Für Gerhard Heintze war die IV. Vollversammlung des Weltkirchenrates in Uppsala prägend. Diese Versammlung der Weltchristenheit fand unter dem Thema „Siehe, ich mache alles neu“ statt. Zu den zentralen Ereignissen jener Jahre zählte die sich verstärkende Kooperation zwischen dem Ökumenischen Rat der Kirchen und der katholischen Kirche in der weltweiten sozialen Verantwortung. Ein gemeinsamer Ausschuss für Gesellschaft, Entwicklung und Frieden wurde geschaffen (SODEPAX).2 Ein gemeinsames Vorgehen der Kirchen im Blick auf eine weltweite wirtschaftliche und soziale Entwicklung gegen Armut und Unrecht erschien unabdingbar. Landesbischof Heintze selbst war der noch heute bedeutsamen Sektion IV zugeteilt: Auf dem Wege zu Gerechtigkeit und Frieden in internationalen Angelegenheiten. Den Vorsitz hatte Professor Ludwig Raiser aus Deutschland. Die Vollversammlung empfahl den Mitgliedskirchen in den Industrieländern, ihre Anstrengungen für den Entwicklungsdienst und zwischenkirchliche Hilfe zu verstärken. Zwei Prozent ihres Einkommens bzw. der Haushaltsmittel sollten zur Hilfe für die Armen zur Verfügung gestellt werden.

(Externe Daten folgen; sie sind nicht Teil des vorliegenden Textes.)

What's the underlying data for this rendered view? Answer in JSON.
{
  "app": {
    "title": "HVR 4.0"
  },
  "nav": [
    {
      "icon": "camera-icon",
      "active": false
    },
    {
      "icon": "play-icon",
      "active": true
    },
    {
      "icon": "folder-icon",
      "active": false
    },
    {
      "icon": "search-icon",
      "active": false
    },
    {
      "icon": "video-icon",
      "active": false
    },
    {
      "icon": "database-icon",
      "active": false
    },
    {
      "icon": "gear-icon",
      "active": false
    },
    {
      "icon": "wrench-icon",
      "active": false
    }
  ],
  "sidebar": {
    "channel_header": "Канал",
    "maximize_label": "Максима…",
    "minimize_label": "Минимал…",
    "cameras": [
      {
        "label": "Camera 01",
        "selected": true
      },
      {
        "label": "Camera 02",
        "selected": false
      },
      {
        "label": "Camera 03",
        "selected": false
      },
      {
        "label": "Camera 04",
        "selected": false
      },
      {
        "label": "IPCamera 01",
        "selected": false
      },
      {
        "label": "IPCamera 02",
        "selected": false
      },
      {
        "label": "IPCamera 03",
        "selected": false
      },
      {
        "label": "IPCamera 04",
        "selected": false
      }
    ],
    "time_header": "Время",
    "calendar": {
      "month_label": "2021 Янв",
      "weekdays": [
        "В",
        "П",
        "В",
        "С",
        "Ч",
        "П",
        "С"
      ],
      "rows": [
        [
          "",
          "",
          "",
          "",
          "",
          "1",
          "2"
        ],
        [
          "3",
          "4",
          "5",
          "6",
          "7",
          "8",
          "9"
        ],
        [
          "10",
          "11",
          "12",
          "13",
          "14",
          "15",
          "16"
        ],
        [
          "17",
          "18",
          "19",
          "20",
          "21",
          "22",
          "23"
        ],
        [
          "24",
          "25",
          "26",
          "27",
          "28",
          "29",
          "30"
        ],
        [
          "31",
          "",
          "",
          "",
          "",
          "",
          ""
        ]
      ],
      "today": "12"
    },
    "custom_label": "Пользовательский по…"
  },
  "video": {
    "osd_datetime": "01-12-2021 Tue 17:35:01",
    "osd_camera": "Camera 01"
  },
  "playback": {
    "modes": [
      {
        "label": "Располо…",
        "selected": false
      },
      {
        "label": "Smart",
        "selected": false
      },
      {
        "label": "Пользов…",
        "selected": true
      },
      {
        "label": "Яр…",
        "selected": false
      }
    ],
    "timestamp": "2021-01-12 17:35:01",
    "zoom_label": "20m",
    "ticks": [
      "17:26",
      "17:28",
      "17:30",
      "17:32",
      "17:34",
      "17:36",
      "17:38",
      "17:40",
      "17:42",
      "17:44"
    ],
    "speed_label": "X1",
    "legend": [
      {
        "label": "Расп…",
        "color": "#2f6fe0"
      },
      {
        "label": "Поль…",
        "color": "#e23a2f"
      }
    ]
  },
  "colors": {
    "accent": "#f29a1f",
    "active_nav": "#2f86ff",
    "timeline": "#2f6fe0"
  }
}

Mit Uppsala wird die ökumenische Aufgabe neu formuliert: Es geht nicht mehr nur um die Erneuerung der Kirche, sondern um die Erneuerung der Welt! Vorausgegangen ist ein zunehmender Druck der jungen Mitgliedskirchen aus den Ländern des Südens unseres Erdballs. Diese bestimmten mehr und mehr die Tagesordnung der ökumenischen Bewegung. Sie beklagten lautstark steigende Armut, Ausbeutung durch die Industriestaaten und anhaltenden Rassismus. Diese Kirchen konnten sich nicht damit abfinden, dass ihre „Mutterkirchen“, aus deren Missionsarbeit sie entstanden waren, in den Industrieländern eine zerstörerische Politik legitimierten und nicht nachdrücklich den abendländischen Fortschrittsglauben als falsches Evangelium brandmarkten.3 Uppsala ist eine Initialzündung. Aus den Appellen leitet sich auch das „0,7 Prozentziel“ der Vereinten Nationen her, das 1970 formuliert wurde. Die reichen Nationen sollen mindestens 0,7 Prozent ihres Bruttonationaleinkommens für öffentliche Entwicklungshilfe aufwenden. Auch wenn dies bis heute nicht erreicht werden konnte, so hat doch der Appell von Uppsala zu einer wesentlichen Steigerung der Anstrengungen zur Bekämpfung von Hunger und Armut beigetragen. Fazit: Der Aufbruch unserer braunschweigischen Kirche, die bis in die sechziger Jahre in der Restauration verharrte, hat Folgen gehabt. Faktisch hat dazu beigetragen, dass sich die Volkskirche bis in die heutige Zeit einigermaßen über Wasser gehalten hat.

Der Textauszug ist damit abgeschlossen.